The National Health Service has at last issued its clarion call, warning of a growing crisis: phone addiction therapy for those who spend upwards of fourteen hours a day glued to their screens. Yes, you read that correctly. Fourteen hours.
A figure that would have seemed like a dystopian parody a mere decade ago now passes for normal, for routine, for the quotidian reality of millions. We have become creatures of the screen, our thumbs twitching, our eyes glazed, our minds scattered across a thousand notifications. And the NHS, stretched thin as it is, now must add 'digital detox' to its already staggering list of responsibilities.
Where, one wonders, did we go wrong? Let us mine the historical record for parallels, for this is not the first time a civilisation has lost itself to a new form of intoxication. The Romans had their bread and circuses, and we have our infinite scroll.
The Victorians had their opium dens, and we have our blue-light emporiums. Each age produces its own brand of stupor, its own mechanism of escape.

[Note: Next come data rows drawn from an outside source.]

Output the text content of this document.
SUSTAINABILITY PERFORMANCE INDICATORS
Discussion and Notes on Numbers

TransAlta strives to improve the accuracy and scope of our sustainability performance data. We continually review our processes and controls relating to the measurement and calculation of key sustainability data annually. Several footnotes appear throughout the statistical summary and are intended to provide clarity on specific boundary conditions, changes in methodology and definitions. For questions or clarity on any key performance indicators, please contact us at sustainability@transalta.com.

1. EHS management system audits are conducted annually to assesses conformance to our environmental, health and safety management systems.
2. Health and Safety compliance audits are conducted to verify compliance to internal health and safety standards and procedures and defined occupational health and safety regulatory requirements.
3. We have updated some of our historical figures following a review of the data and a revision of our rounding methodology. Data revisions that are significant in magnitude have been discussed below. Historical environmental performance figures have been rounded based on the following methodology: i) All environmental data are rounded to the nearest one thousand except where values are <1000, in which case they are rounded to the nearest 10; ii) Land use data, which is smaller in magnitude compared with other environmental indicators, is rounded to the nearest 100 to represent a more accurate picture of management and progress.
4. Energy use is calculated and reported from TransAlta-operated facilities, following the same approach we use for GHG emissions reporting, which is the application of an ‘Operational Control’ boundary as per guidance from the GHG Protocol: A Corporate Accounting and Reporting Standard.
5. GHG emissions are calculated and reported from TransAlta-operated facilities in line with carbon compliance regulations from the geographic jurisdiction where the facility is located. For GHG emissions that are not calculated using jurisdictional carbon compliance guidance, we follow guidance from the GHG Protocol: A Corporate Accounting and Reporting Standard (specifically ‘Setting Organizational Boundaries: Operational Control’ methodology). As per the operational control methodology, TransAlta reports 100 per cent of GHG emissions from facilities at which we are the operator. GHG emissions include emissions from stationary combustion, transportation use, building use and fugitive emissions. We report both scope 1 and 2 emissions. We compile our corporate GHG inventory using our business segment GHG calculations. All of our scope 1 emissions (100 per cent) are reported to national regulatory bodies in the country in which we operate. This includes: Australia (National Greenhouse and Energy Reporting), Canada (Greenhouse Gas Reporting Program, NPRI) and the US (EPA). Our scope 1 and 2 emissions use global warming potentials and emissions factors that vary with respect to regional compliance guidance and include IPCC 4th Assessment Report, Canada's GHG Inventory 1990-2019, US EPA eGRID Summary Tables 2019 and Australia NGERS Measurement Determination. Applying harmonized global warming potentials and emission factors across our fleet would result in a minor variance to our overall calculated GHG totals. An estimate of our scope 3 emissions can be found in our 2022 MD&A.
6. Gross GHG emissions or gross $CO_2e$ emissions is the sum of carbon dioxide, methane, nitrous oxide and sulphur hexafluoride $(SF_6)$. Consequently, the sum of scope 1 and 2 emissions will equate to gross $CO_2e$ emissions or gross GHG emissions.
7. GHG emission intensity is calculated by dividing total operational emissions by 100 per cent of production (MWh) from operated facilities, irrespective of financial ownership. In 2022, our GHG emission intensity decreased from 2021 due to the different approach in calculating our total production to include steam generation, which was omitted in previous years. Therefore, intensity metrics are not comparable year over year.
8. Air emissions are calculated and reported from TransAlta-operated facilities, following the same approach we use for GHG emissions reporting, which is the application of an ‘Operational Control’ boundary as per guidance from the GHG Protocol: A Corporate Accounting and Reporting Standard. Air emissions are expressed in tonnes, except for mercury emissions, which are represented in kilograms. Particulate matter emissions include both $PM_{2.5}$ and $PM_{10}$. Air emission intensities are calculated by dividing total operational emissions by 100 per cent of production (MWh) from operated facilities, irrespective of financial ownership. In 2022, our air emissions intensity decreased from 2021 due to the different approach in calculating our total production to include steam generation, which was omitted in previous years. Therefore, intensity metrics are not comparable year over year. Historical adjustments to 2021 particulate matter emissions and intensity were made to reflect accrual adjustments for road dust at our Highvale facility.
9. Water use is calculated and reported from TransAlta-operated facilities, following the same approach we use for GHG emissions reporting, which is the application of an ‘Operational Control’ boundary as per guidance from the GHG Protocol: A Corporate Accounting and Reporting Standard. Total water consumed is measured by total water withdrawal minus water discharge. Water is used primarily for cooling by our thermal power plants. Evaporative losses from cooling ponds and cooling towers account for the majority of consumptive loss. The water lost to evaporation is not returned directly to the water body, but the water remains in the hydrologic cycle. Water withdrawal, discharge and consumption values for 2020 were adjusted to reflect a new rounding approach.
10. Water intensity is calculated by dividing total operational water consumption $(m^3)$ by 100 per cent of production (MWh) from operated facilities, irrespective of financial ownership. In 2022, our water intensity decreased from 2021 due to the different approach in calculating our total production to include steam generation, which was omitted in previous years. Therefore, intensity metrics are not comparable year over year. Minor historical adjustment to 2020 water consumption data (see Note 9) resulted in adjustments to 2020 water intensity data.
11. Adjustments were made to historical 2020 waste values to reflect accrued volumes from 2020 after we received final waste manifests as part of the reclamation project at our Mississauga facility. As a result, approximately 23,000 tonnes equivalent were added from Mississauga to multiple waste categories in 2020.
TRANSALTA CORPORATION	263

But the scale, the sheer pervasiveness of this modern affliction is without precedent.
Fourteen hours a day is not merely an excess; it is a full-time job, a second life lived in the glow of a screen. The NHS's response, while commendable, strikes me as a downstream solution to an upstream problem. We do not need more therapy; we need a cultural reckoning.
We need to ask ourselves: what have we sacrificed for this convenience? Attention. Solitude.
Conversation. The ability to be bored, which is the soil in which creativity grows. The Victorian era, for all its prudishness, understood the value of quiet reflection.
The modern age, by contrast, is a carnival of distraction. And like all carnivals, it leaves one feeling empty, hungover, and desperate for the next thrill. The NHS therapy program may help a few, but it will do nothing to stem the tide.
We are swimming against a current of our own making. Until we recognise that the phone is not a tool but a master, we will continue to see our species evolve into something pitiful, something addicted, something less than human. The Romans did not survive their decadence.
The Victorians, for all their flaws, managed to produce art and literature that still speaks to us. What will we leave behind? A thousand selfies?
A million tweets? I think not. We must break the spell, not with therapy alone, but with a collective act of will.
Put the phone down. Look at a tree. Talk to a stranger.
Read a book. The NHS can only do so much. The rest is up to us.